There is a major risk of banks undermining the value of advice because of proposals made in the Retail Distribution Review, warns Ivan Martin, executive chairman of Sesame.
Martin also blamed banks for Britain’s spiralling debt problems and widening savings gap.
Speaking at Sesame’s first annual Symposium in London, Martin says: “I must admit that I am extremely concerned about the prospect of banks being allowed to brand basic information as ‘advice’.
“I am concerned that the British public will have been misled and unfairly treated if they are put in a position where, in an attempt to clarify types of advice, confusion reigns.”
He says that while advisers are attempting to raise standards, the banks are undermining the value of professional advice by claiming they are offering advice.

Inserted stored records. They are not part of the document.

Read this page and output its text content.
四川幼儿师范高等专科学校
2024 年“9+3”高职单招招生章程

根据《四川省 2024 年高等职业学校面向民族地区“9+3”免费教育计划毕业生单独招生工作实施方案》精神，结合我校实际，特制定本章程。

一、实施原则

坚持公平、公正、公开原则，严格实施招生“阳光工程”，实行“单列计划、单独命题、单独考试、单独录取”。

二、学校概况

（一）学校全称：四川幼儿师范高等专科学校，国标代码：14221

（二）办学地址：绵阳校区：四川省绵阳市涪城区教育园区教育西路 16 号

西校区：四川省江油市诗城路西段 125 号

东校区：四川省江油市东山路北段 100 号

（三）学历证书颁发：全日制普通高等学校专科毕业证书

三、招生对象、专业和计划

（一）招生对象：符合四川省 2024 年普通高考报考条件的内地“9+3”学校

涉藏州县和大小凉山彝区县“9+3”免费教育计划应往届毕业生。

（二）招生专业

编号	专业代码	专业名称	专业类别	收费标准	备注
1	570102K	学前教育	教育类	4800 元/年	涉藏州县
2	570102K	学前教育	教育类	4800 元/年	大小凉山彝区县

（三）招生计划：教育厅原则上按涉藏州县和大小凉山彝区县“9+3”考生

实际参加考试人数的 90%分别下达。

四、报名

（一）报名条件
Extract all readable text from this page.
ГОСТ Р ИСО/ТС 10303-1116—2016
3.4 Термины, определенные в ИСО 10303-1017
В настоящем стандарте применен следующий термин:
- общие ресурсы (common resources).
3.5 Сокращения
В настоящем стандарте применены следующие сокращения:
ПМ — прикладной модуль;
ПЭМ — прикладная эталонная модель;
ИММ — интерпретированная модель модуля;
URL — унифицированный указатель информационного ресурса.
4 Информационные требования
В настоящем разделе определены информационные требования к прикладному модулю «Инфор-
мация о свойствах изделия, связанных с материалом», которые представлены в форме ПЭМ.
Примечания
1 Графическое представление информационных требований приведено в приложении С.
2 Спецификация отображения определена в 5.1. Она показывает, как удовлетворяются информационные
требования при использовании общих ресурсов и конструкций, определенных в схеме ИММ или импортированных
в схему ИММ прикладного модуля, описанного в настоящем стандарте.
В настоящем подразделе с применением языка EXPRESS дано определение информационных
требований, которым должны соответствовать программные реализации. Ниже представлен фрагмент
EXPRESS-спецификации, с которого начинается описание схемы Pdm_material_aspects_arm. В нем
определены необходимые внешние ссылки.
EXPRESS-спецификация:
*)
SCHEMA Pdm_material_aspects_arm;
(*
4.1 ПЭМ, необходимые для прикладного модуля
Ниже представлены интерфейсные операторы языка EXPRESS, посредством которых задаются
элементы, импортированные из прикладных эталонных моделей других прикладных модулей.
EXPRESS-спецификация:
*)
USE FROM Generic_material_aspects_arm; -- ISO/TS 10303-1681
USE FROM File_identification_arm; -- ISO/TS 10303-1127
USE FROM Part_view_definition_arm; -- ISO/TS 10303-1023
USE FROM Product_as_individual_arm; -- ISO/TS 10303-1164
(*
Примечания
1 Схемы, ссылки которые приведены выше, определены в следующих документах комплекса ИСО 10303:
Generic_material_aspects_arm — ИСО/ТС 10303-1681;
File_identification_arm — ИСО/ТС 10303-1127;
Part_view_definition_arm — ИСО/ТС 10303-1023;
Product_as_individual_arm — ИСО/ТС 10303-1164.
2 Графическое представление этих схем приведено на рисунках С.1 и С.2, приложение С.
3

RDR proposals for primary and generic advice systems could benefit banks, allowing them to exploit customers with less regulated forms of advice, according to Martin.
“Banks only do one thing; they sell products to whoever will buy them. They always have and, I am afraid to say, I think that they always will.”

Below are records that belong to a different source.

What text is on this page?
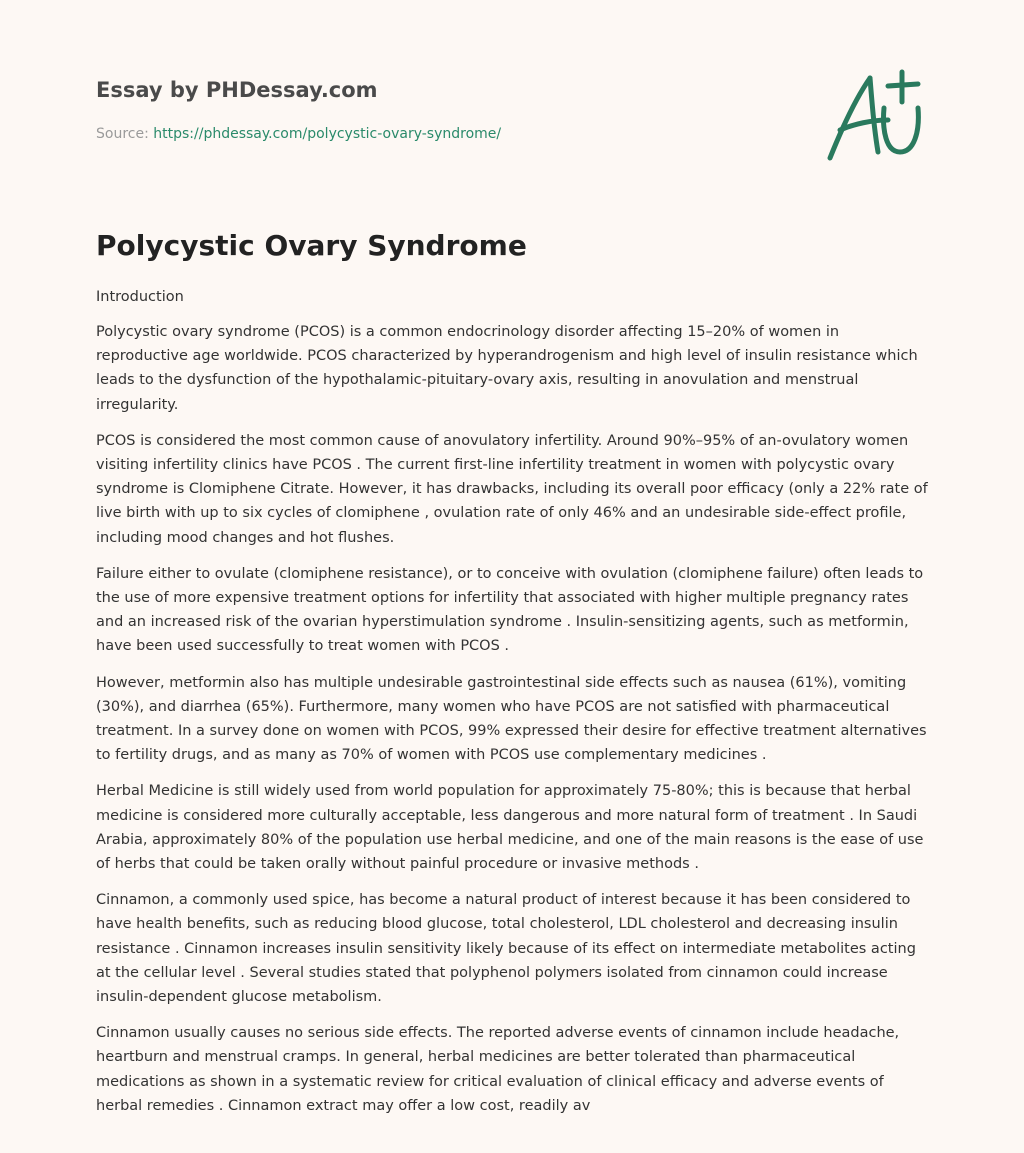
Essay by PHDessay.com
Source: https://phdessay.com/polycystic-ovary-syndrome/
Polycystic Ovary Syndrome
Introduction

Polycystic ovary syndrome (PCOS) is a common endocrinology disorder affecting 15–20% of women in reproductive age worldwide. PCOS characterized by hyperandrogenism and high level of insulin resistance which leads to the dysfunction of the hypothalamic-pituitary-ovary axis, resulting in anovulation and menstrual irregularity.

PCOS is considered the most common cause of anovulatory infertility. Around 90%–95% of an-ovulatory women visiting infertility clinics have PCOS . The current first-line infertility treatment in women with polycystic ovary syndrome is Clomiphene Citrate. However, it has drawbacks, including its overall poor efficacy (only a 22% rate of live birth with up to six cycles of clomiphene , ovulation rate of only 46% and an undesirable side-effect profile, including mood changes and hot flushes.

Failure either to ovulate (clomiphene resistance), or to conceive with ovulation (clomiphene failure) often leads to the use of more expensive treatment options for infertility that associated with higher multiple pregnancy rates and an increased risk of the ovarian hyperstimulation syndrome . Insulin-sensitizing agents, such as metformin, have been used successfully to treat women with PCOS .

However, metformin also has multiple undesirable gastrointestinal side effects such as nausea (61%), vomiting (30%), and diarrhea (65%). Furthermore, many women who have PCOS are not satisfied with pharmaceutical treatment. In a survey done on women with PCOS, 99% expressed their desire for effective treatment alternatives to fertility drugs, and as many as 70% of women with PCOS use complementary medicines .

Herbal Medicine is still widely used from world population for approximately 75-80%; this is because that herbal medicine is considered more culturally acceptable, less dangerous and more natural form of treatment . In Saudi Arabia, approximately 80% of the population use herbal medicine, and one of the main reasons is the ease of use of herbs that could be taken orally without painful procedure or invasive methods .

Cinnamon, a commonly used spice, has become a natural product of interest because it has been considered to have health benefits, such as reducing blood glucose, total cholesterol, LDL cholesterol and decreasing insulin resistance . Cinnamon increases insulin sensitivity likely because of its effect on intermediate metabolites acting at the cellular level . Several studies stated that polyphenol polymers isolated from cinnamon could increase insulin-dependent glucose metabolism.

Cinnamon usually causes no serious side effects. The reported adverse events of cinnamon include headache, heartburn and menstrual cramps. In general, herbal medicines are better tolerated than pharmaceutical medications as shown in a systematic review for critical evaluation of clinical efficacy and adverse events of herbal remedies . Cinnamon extract may offer a low cost, readily av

Martin also called on banks and credit card companies to face tougher regulation and scrutiny because of irresponsible lending practices.
“Britain is counting the cost of a buy now, pay later culture that spans an entire generation,” explains Martin, “It’s a culture that has been sustained by banks, and other financial institutions, wantonly ignoring the fundamental issue of an individual’s ability to afford debt.”
Martin says Sesame supports appropriate and proportionate regulation for both banks and financial advisers.